Carcinome à cellules de Merkel (1), Arch Pathol Lab Med. 2010 Nov ;134(11):1711-6. La cellule de Merkel constitue l’une des quatre populations cellulaires de l’épiderme normal (décrite en 1875 par Friedrich Sigmund Merkel comme grande cellule claire, ovale de la couche basale de la peau, follicules pilaires et muqueuse orale). Elle pourrait dériver d’une cellule souche épidermique appelée cellule transitionnelle pouvant se différencier soit en cellule de Merkel, soit en kératinocyte. Elle est caractérisée par la présence de granules neurosécrétoires intracytoplasmiques et par la coexpression de marqueurs épithéliaux et neuroendocrines. Elle apparaît comme une cellule neuroendocrine de la peau mais son rôle physiologique est mal connu. Localisée en forte concentration dans des zones impliquées dans la perception tactile, elle pourrait être un mécanorécepteur.

Epidémiologie   : tumeur peu fréquente (< 1% des cancers cutanés, incidence de 2,3 à 6 10-6, qui a quadruplé en 2 décennies) qui s’observe surtout chez les patients de phototype clair (97.9%), en peau exposée au soleil, après 50 ans avec un pic entre 70 et 76 ans, la moitié en tête et cou sinon membres. Il n’y a pas de prédominance sexuelle.

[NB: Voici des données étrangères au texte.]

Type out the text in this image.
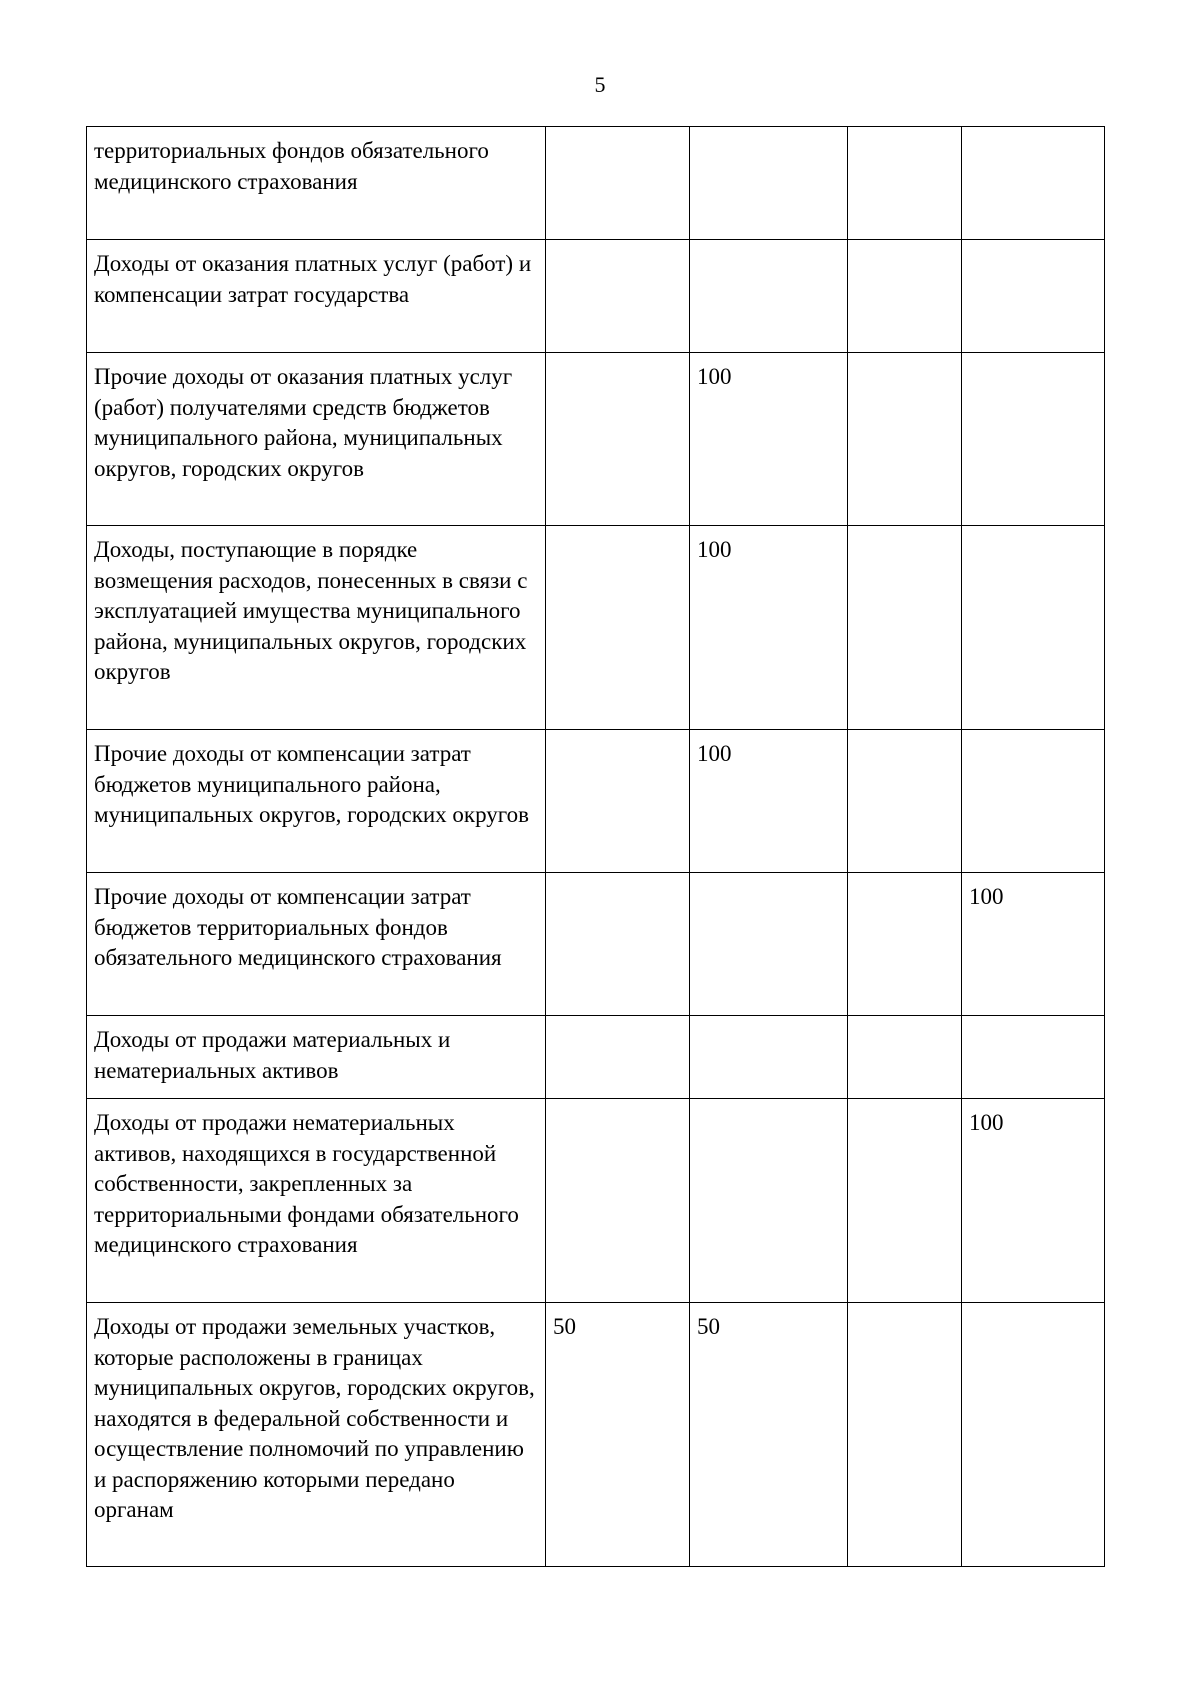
5
территориальных фондов обязательного медицинского страхования				
Доходы от оказания платных услуг (работ) и компенсации затрат государства				
Прочие доходы от оказания платных услуг (работ) получателями средств бюджетов муниципального района, муниципальных округов, городских округов		100		
Доходы, поступающие в порядке возмещения расходов, понесенных в связи с эксплуатацией имущества муниципального района, муниципальных округов, городских округов		100		
Прочие доходы от компенсации затрат бюджетов муниципального района, муниципальных округов, городских округов		100		
Прочие доходы от компенсации затрат бюджетов территориальных фондов обязательного медицинского страхования				100
Доходы от продажи материальных и нематериальных активов				
Доходы от продажи нематериальных активов, находящихся в государственной собственности, закрепленных за территориальными фондами обязательного медицинского страхования				100
Доходы от продажи земельных участков, которые расположены в границах муниципальных округов, городских округов, находятся в федеральной собственности и осуществление полномочий по управлению и распоряжению которыми передано органам	50	50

Son incidence marquée sur les peaux claires et exposées au soleil et sa coexistence fréquente avec des carcinomes basocellulaires et des kératoses solaires font de l’exposition solaire un facteur de risque épidémiologique important. Une irritation chronique cutanée (kératose actinique, psoriasis surtout si PUVAthérapie) et un déficit immunitaire (transplantation d’organes, hémopathie maligne et lupus érythémateux disséminé, SIDA) constituent également des facteurs de risque de CCM. Associé à un virus (Merkel cell polyomavirus dans près de 80% des cas), moins fréquent si Merkel CK 20 - Mod Pathol. 2015 Apr ;28(4):498-504. NB : le Merkel cell polyomavirus n’est pas spécifique du Merkel car décrit dans quelques épidermoïdes, basocellulaires, Kaposi et lymphomes cutanés, les formes liées à ce virus sont plus souvent localsés aux membres avec moins de N+ et une meilleure survie Arch Pathol Lab Med.2014 Jun ;138(6):759-87.Ce virus produit des antigènes T (petit et grand), le grand facilite le cycle de vie viral et désactive les voies d’activation Rb et p53.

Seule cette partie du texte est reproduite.